One of the largest fish markets in the world, Tsukiji Fish Market in Tokyo offers a chance to see the world of fishmongers and related businesses on a scale that’s hard to imagine. So popular is this real-life attraction that tourists were once banned because they were considered a distraction, but local authorities relented so the show could go on. It’s not just the old-school hawking and auctioning of huge tuna and countless other marine products, the area is surrounded by many other businesses that cater to the community. The show starts about 5 a.m. and many tourists drop by after a long night out on the town (adding to the entertainment value).
In late 19th and early 20th century Japan, rich foreigners living in Yokohama could look down on the hoi polloi below from their beautiful homes on Yamate Bluff, on the city’s east side. This Japanese version of Nob Hill was damaged in the 1923 Great Kanto Earthquake and by American bombing raids during World War II, and what was left has been artfully preserved for visitors seeking a glimpse of the past. Nearby is the Yokohama Foreign General Cemetery, where about 4,500 people from more than 40 foreign countries are laid to rest.
The Harajuku district of Tokyo is said to be the fashion capital of Japan, with crowds of young people descending on the area daily and even more so on weekends to check out the offerings of its numerous stores, but more importantly to eye each other. Harajuku is also famous for “cosplay,” or “costume play,” a type of performance art in which ordinary young people, mostly girls, wear costumes that mimic fictional characters, like Little Bo Peep. You can enjoy the show whether you dress up for it or not.
Yokohama’s “Chukagai” district is Japan's largest Chinatown. It became home to Chinese traders who settled there after Yokohama became one of Japan’s first ports to open to foreign trade in 1859. Four ornate gates mark the main entryways to the area, which is famed for its countless Chinese stores – and especially its restaurants and food stalls serving up Chinese ramen, dumplings and other cuisine. Another attraction is brightly colored Kanteibyo Temple in the center of Chinatown. Built in 1873, it’s dedicated to a Chinese deity of business and prosperity. For the full effect, visit the district during the annual Chinese New Year celebrations.
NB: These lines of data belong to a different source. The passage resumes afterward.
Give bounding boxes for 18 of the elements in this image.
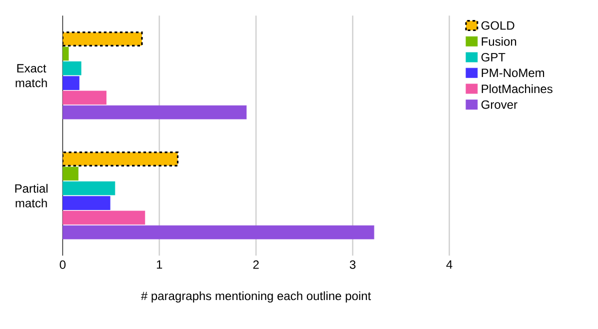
x-tick-label: 0 [60,260,66,269]
y-tick-label: Exact match [16,64,47,88]
x-axis-title: # paragraphs mentioning each outline point [140,291,371,303]
legend-label: PM-NoMem [482,68,544,78]
x-tick-label: 2 [253,260,259,269]
legend-label: PlotMachines [482,84,552,94]
x-tick-label: 4 [446,260,452,269]
legend-label: GPT [481,53,506,62]
legend-label: Grover [481,100,518,109]
legend-label: Fusion [482,36,516,46]
x-tick-label: 3 [350,260,356,269]
bar [62,152,179,166]
legend-label: GOLD [481,21,514,30]
x-tick-label: 1 [156,260,162,269]
bar [62,105,247,120]
y-tick-label: Partial match [15,184,48,208]
bar [62,32,143,46]
bar [62,225,374,240]
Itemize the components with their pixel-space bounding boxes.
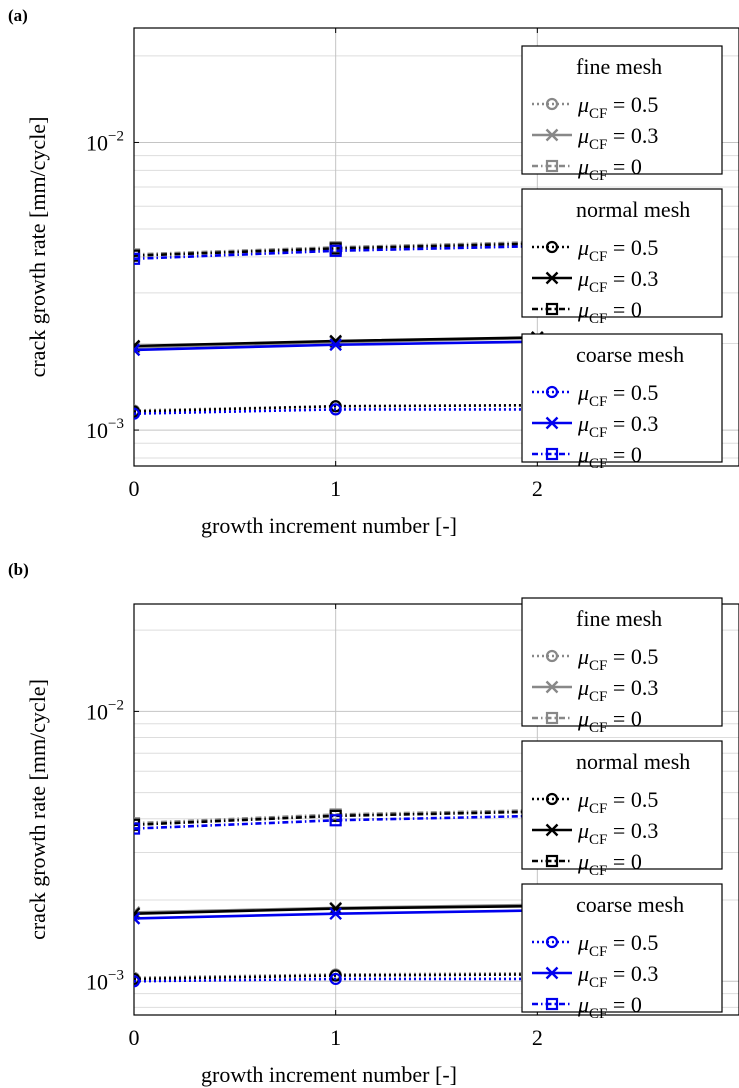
legend-entry-label: μCF = 0.5 bbox=[577, 787, 658, 817]
legend-title: coarse mesh bbox=[576, 342, 684, 367]
y-tick-label: 10−3 bbox=[86, 416, 124, 443]
data-point bbox=[134, 343, 141, 357]
legend-marker bbox=[545, 711, 559, 725]
legend-entry-label: μCF = 0.3 bbox=[577, 675, 658, 705]
legend-entry-label: μCF = 0 bbox=[577, 154, 642, 184]
data-point bbox=[134, 822, 141, 835]
legend-title: coarse mesh bbox=[576, 892, 684, 917]
legend-marker bbox=[545, 385, 559, 399]
plot-frame bbox=[133, 27, 739, 467]
y-axis-label: crack growth rate [mm/cycle] bbox=[25, 117, 50, 378]
y-tick-label: 10−3 bbox=[86, 967, 124, 994]
legend-title: normal mesh bbox=[576, 197, 690, 222]
legend-entry-label: μCF = 0.3 bbox=[577, 818, 658, 848]
legend-marker bbox=[545, 823, 559, 837]
x-tick-label: 2 bbox=[532, 476, 543, 501]
data-point bbox=[329, 972, 342, 986]
x-tick-label: 1 bbox=[330, 476, 341, 501]
legend-entry-label: μCF = 0 bbox=[577, 992, 642, 1022]
legend-entry-label: μCF = 0.3 bbox=[577, 411, 658, 441]
legend-marker bbox=[545, 935, 559, 949]
legend-marker bbox=[545, 997, 559, 1011]
legend-entry-label: μCF = 0.5 bbox=[577, 92, 658, 122]
data-point bbox=[134, 912, 141, 925]
x-axis-label: growth increment number [-] bbox=[201, 1062, 457, 1087]
plot-frame bbox=[133, 603, 739, 1016]
legend-entry-label: μCF = 0 bbox=[577, 442, 642, 472]
legend-box bbox=[521, 740, 723, 870]
legend-marker bbox=[545, 416, 559, 430]
data-point bbox=[329, 902, 343, 915]
legend-marker bbox=[545, 159, 559, 173]
data-point bbox=[329, 907, 343, 921]
x-tick-label: 2 bbox=[532, 1025, 543, 1050]
legend-marker bbox=[545, 854, 559, 868]
data-point bbox=[329, 814, 342, 827]
legend-entry-label: μCF = 0.5 bbox=[577, 380, 658, 410]
series-line bbox=[134, 403, 538, 413]
x-tick-label: 0 bbox=[129, 1025, 140, 1050]
legend-title: fine mesh bbox=[576, 54, 662, 79]
legend-entry-label: μCF = 0.5 bbox=[577, 235, 658, 265]
series-line bbox=[134, 408, 538, 415]
legend-marker bbox=[545, 792, 559, 806]
y-tick-label: 10−2 bbox=[86, 128, 124, 155]
legend-entry-label: μCF = 0.3 bbox=[577, 123, 658, 153]
legend-marker bbox=[545, 128, 559, 142]
data-point bbox=[134, 407, 141, 420]
y-axis-label: crack growth rate [mm/cycle] bbox=[25, 679, 50, 940]
legend-box bbox=[521, 333, 723, 463]
data-point bbox=[134, 975, 141, 988]
legend-marker bbox=[545, 649, 559, 663]
legend-entry-label: μCF = 0.5 bbox=[577, 930, 658, 960]
legend-box bbox=[521, 188, 723, 318]
x-tick-label: 1 bbox=[330, 1025, 341, 1050]
legend-entry-label: μCF = 0.3 bbox=[577, 266, 658, 296]
data-point bbox=[329, 338, 343, 352]
legend-marker bbox=[545, 97, 559, 111]
data-point bbox=[329, 403, 342, 416]
data-point bbox=[329, 244, 342, 257]
x-tick-label: 0 bbox=[129, 476, 140, 501]
legend-marker bbox=[545, 271, 559, 285]
legend-entry-label: μCF = 0.3 bbox=[577, 961, 658, 991]
legend-marker bbox=[545, 447, 559, 461]
legend-box bbox=[521, 597, 723, 727]
series-line bbox=[134, 973, 538, 981]
legend-marker bbox=[545, 302, 559, 316]
legend-box bbox=[521, 45, 723, 175]
y-tick-label: 10−2 bbox=[86, 697, 124, 724]
x-axis-label: growth increment number [-] bbox=[201, 513, 457, 538]
legend-entry-label: μCF = 0 bbox=[577, 706, 642, 736]
legend-entry-label: μCF = 0.5 bbox=[577, 644, 658, 674]
series-line bbox=[134, 977, 538, 983]
legend-marker bbox=[545, 966, 559, 980]
legend-box bbox=[521, 883, 723, 1013]
data-point bbox=[134, 252, 141, 265]
panel-label-a: (a) bbox=[8, 6, 28, 25]
legend-entry-label: μCF = 0 bbox=[577, 849, 642, 879]
chart-a: 0 1 2 10−3 10−2 growth increment number [-] cr… bbox=[25, 27, 739, 538]
chart-b: 0 1 2 10−3 10−2 growth increment number [-] cr… bbox=[25, 597, 739, 1087]
legend-title: fine mesh bbox=[576, 606, 662, 631]
legend-marker bbox=[545, 240, 559, 254]
legend-title: normal mesh bbox=[576, 749, 690, 774]
legend-entry-label: μCF = 0 bbox=[577, 297, 642, 327]
panel-label-b: (b) bbox=[8, 560, 29, 579]
legend-marker bbox=[545, 680, 559, 694]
There are dragon boat races at different venues throughout Okinawa. For a complete schedule, check out Okinawa Story, the official Okinawa Tourist Information Web Site, at www.okinawastory.jp/en/special/hari/index.html
Nearby are the "Suicide Cliffs" that many Okinawan civilians threw themselves off of rather than suffer the disgrace of surrender. Lt. Gen. Mitsuru Ushijima, commanding general of the 32nd Imperial Japanese Army, also performed "seppuku," or ritual suicide, here.
The Cornerstones of Peace, erected in the park, were built to mark the 50th anniversary of the end of the battle and World War II. The names of all who died in the fighting are inscribed on the memorial, regardless of nationality and whether they were military or civilians.
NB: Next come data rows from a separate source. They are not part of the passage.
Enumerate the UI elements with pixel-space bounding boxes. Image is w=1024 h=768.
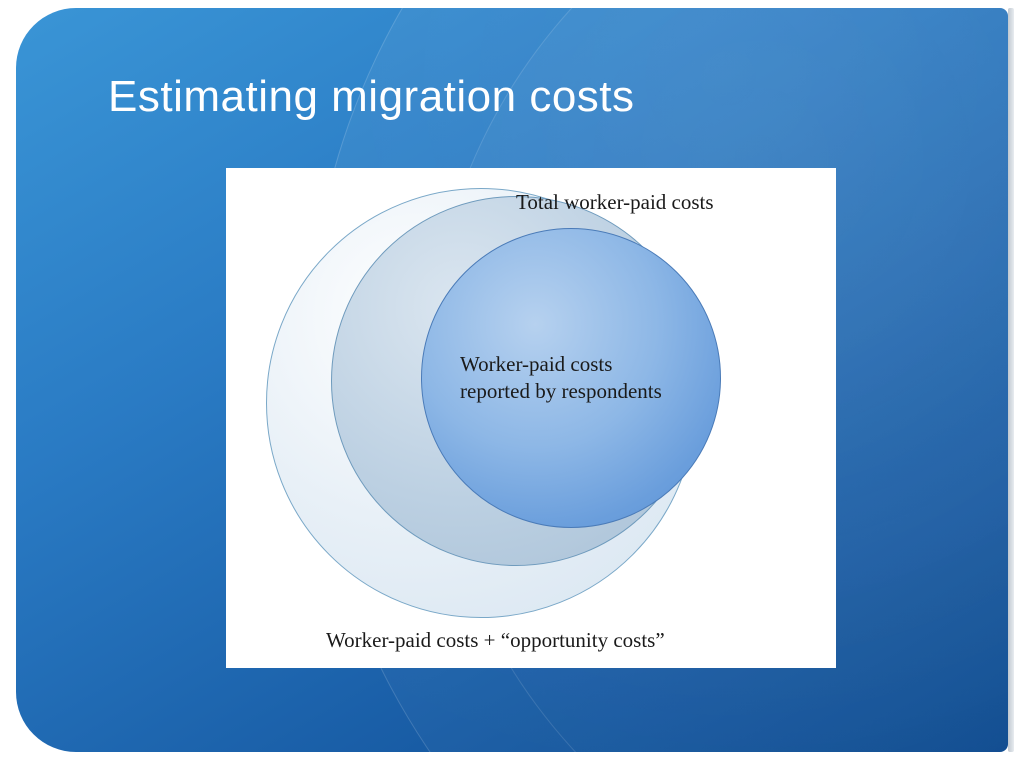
- slide-right-edge: [1008, 8, 1014, 752]
- slide-background: Estimating migration costs Worker-paid c…: [16, 8, 1008, 752]
- diagram-panel: Worker-paid costs reported by respondent…: [226, 168, 836, 668]
- mid-circle-label: Total worker-paid costs: [516, 190, 714, 215]
- inner-circle-label: Worker-paid costs reported by respondent…: [422, 351, 720, 406]
- slide-title: Estimating migration costs: [108, 72, 635, 122]
- slide: Estimating migration costs Worker-paid c…: [0, 0, 1024, 768]
- inner-circle: Worker-paid costs reported by respondent…: [421, 228, 721, 528]
- outer-circle-label: Worker-paid costs + “opportunity costs”: [326, 628, 665, 653]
Peace Memorial Hall, which houses the Prayer for Peace Buddhist Statue as well as war artifacts, is located just north of the cliffs.
For more information, including operating hours and entry fees, check out www.okinawastory.jp/en/view/portal/0110689100/
Shuri Castle offers an opportunity to rediscover the Ryukyu Kingdom. Shuri, the capital city during the Ryukyu dynasty, was used as the king's residence, administrative center and hall for ceremonies. The castle, which has been a World Heritage Site since 2000, represents a refined Ryukyu style which incorporates both Chinese and Japanese influences.